Do what exactly, you ask? You can do those things that you have been dreaming about. Those plans… those goals… those conversations. It’s true! You are capable. You are gifted! You have more potential on the inside of you than you even realize! God created you and He created you well. Sure, you may not be great at everything. In fact you may be downright horrible at some things. That is okay! God gave you specific traits that you will need. He gave you unique talents. He molded you exactly the way you need to be to do those things He has prepared for you to do.
Easier said than done though, right!? I get it! I am here to tell MYSELF that I CAN DO IT TOO! You see I have a very hard time gettin’ er done sometimes. I have the motivation, I have the desire and I even have the ideas. However, when it comes down to it, I feel very incapable, nervous and defeated before I even begin.
Honestly it has been like this for as long as I can remember. One memory stands out in particular. It was grade 5 and I was appointed a lead role in the school play. They handed out the scripts and everyone gladly accepted their parts. I was shocked! I didn’t sign up for this! The teacher just decided who they wanted to be in the play and assumed we would comply. The rest of the students were to dress up as clowns and stand off to the side as a group.

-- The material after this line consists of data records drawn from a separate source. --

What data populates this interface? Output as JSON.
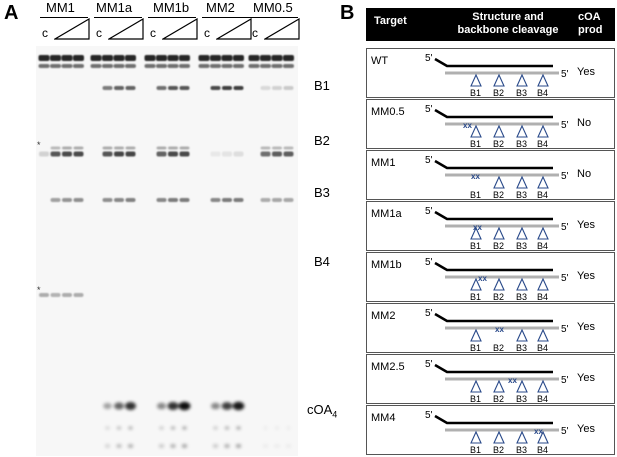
{
  "panel_a": {
    "letter": "A",
    "groups": [
      "MM1",
      "MM1a",
      "MM1b",
      "MM2",
      "MM0.5"
    ],
    "control_label": "c",
    "band_labels": [
      "B1",
      "B2",
      "B3",
      "B4",
      "cOA",
      "4"
    ],
    "star": "*"
  },
  "panel_b": {
    "letter": "B",
    "headers": {
      "target": "Target",
      "structure_line1": "Structure and",
      "structure_line2": "backbone cleavage",
      "prod_line1": "cOA",
      "prod_line2": "prod"
    },
    "prime": "5'",
    "site_labels": [
      "B1",
      "B2",
      "B3",
      "B4"
    ],
    "mismatch_mark": "xx",
    "rows": [
      {
        "target": "WT",
        "prod": "Yes"
      },
      {
        "target": "MM0.5",
        "prod": "No"
      },
      {
        "target": "MM1",
        "prod": "No"
      },
      {
        "target": "MM1a",
        "prod": "Yes"
      },
      {
        "target": "MM1b",
        "prod": "Yes"
      },
      {
        "target": "MM2",
        "prod": "Yes"
      },
      {
        "target": "MM2.5",
        "prod": "Yes"
      },
      {
        "target": "MM4",
        "prod": "Yes"
      }
    ],
    "colors": {
      "accent": "#2a4a8a",
      "strand_top": "#000000",
      "strand_bottom": "#b0b0b0"
    }
  }
}
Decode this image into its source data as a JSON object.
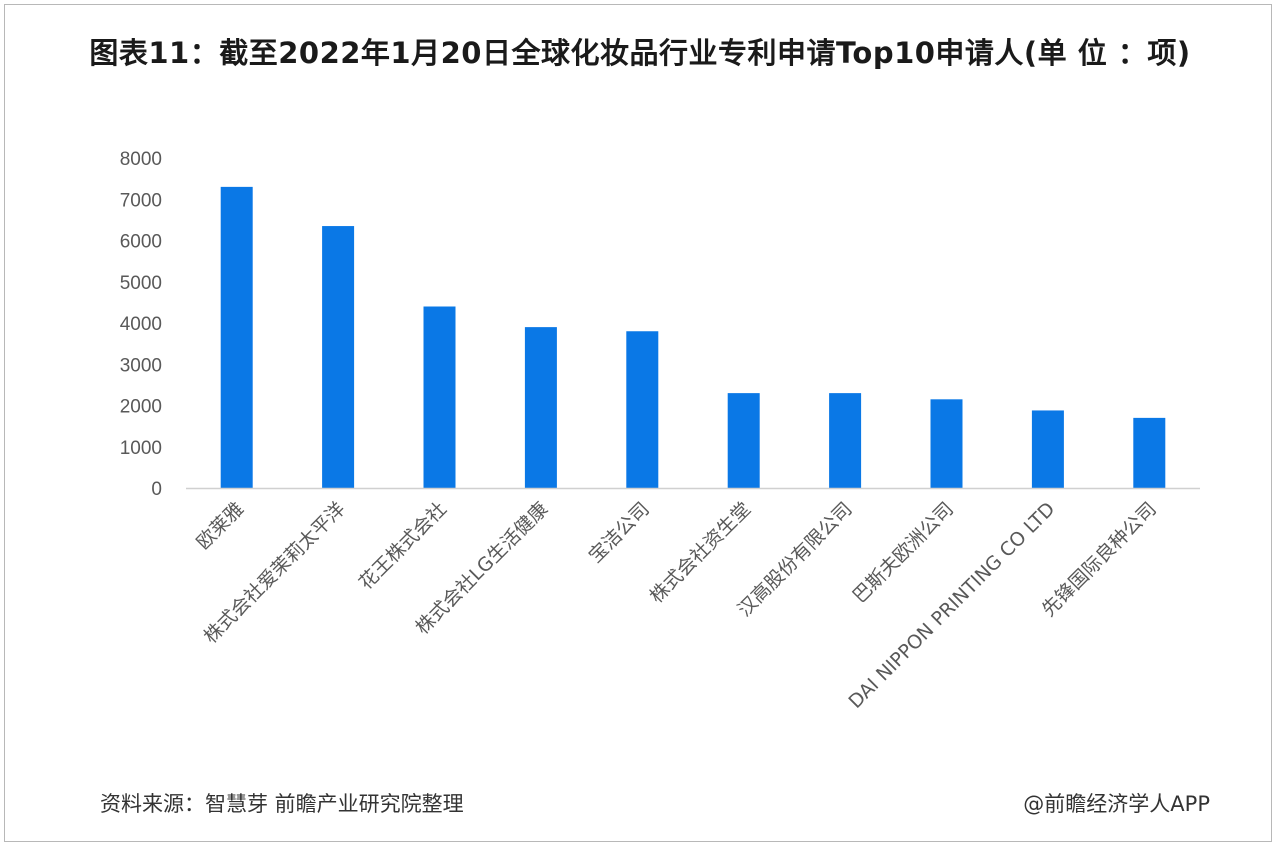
{
  "title": "图表11：截至2022年1月20日全球化妆品行业专利申请Top10申请人(单 位 ：项)",
  "source": "资料来源：智慧芽 前瞻产业研究院整理",
  "brand": "@前瞻经济学人APP",
  "colors": {
    "bar": "#0a78e6",
    "axis": "#d0d0d0",
    "text": "#595959"
  },
  "chart_data": {
    "type": "bar",
    "title": "图表11：截至2022年1月20日全球化妆品行业专利申请Top10申请人(单 位 ：项)",
    "xlabel": "",
    "ylabel": "",
    "ylim": [
      0,
      8000
    ],
    "yticks": [
      0,
      1000,
      2000,
      3000,
      4000,
      5000,
      6000,
      7000,
      8000
    ],
    "grid": false,
    "legend": "none",
    "categories": [
      "欧莱雅",
      "株式会社爱茉莉太平洋",
      "花王株式会社",
      "株式会社LG生活健康",
      "宝洁公司",
      "株式会社资生堂",
      "汉高股份有限公司",
      "巴斯夫欧洲公司",
      "DAI NIPPON PRINTING CO LTD",
      "先锋国际良种公司"
    ],
    "values": [
      7300,
      6350,
      4400,
      3900,
      3800,
      2300,
      2300,
      2150,
      1880,
      1700
    ]
  }
}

I took my script home, read it over and thought THERE IS NO WAY I CAN DO THIS! I can’t remember all these lines, I can’t get up in front of all these people. No way, I just can’t do it! I went and spoke with the teacher the next day and handed back my script. I’m sure he tried to persuade me, however all I remember is that he gave me only one other option, and that was to be a clown. I GLADLY accepted. I got a really cute outfit, wore my hair in some braids and felt completely comfortable with my role on the day of the play. That is until, I saw my classmates who took the acting roles up on the stage beaming with confidence. They did great, a couple lines forgotten here and there, but it was no big deal. All of a sudden I sensed regret. Maybe I could have done it. I could have at least tried…. No, instead I chose to be a mute clown… sure I looked cute, but was anyone even looking my way. I had no voice, I had no influence, I had no real meaningful contribution to the school play. Of course my thoughts may not have gone that deep back then, but through my adult years when I have found myself faced with fear of stepping out I often remind myself of this play.
How does this apply to your life? What crossroads are you facing right now? Are you going to take the safe but silent path and end up a bystander in the main act of your life? Or are you going to take that step to do something you never thought you could do before? Are you willing to be that person that you’ve always longed to be, but too nervous to admit?
I wish I could say I have overcome all feelings of uncertainty but unfortunately they show up more often then I would like. I often want to throw in the towel before I even pick it up. (That’s a whole other blog post on it’s own).
What I am continually learning is that I must push past my insecurities and just do it!
The writer of Hebrews (12:2) encourages us to fix our eyes on the Author of our Faith, Jesus Christ. When we focus more on the perfection of our creator than our self, we see less of our inabilities and we find our confidence in Him.
WHAT AREAS DO YOU STRUGGLE IN? WHATEVER IT IS, DON’T ALLOW IT TO HOLD YOU BACK. DON’T BE A SILENT BYSTANDER IN YOUR OWN LIFE.
For we are God's handiwork, created in Christ Jesus to do good works, which God prepared in advance for us to do.
Have I not commanded you? Be strong and courageous. Do not be frightened, and do not be dismayed, for the Lord your God is with you wherever you go.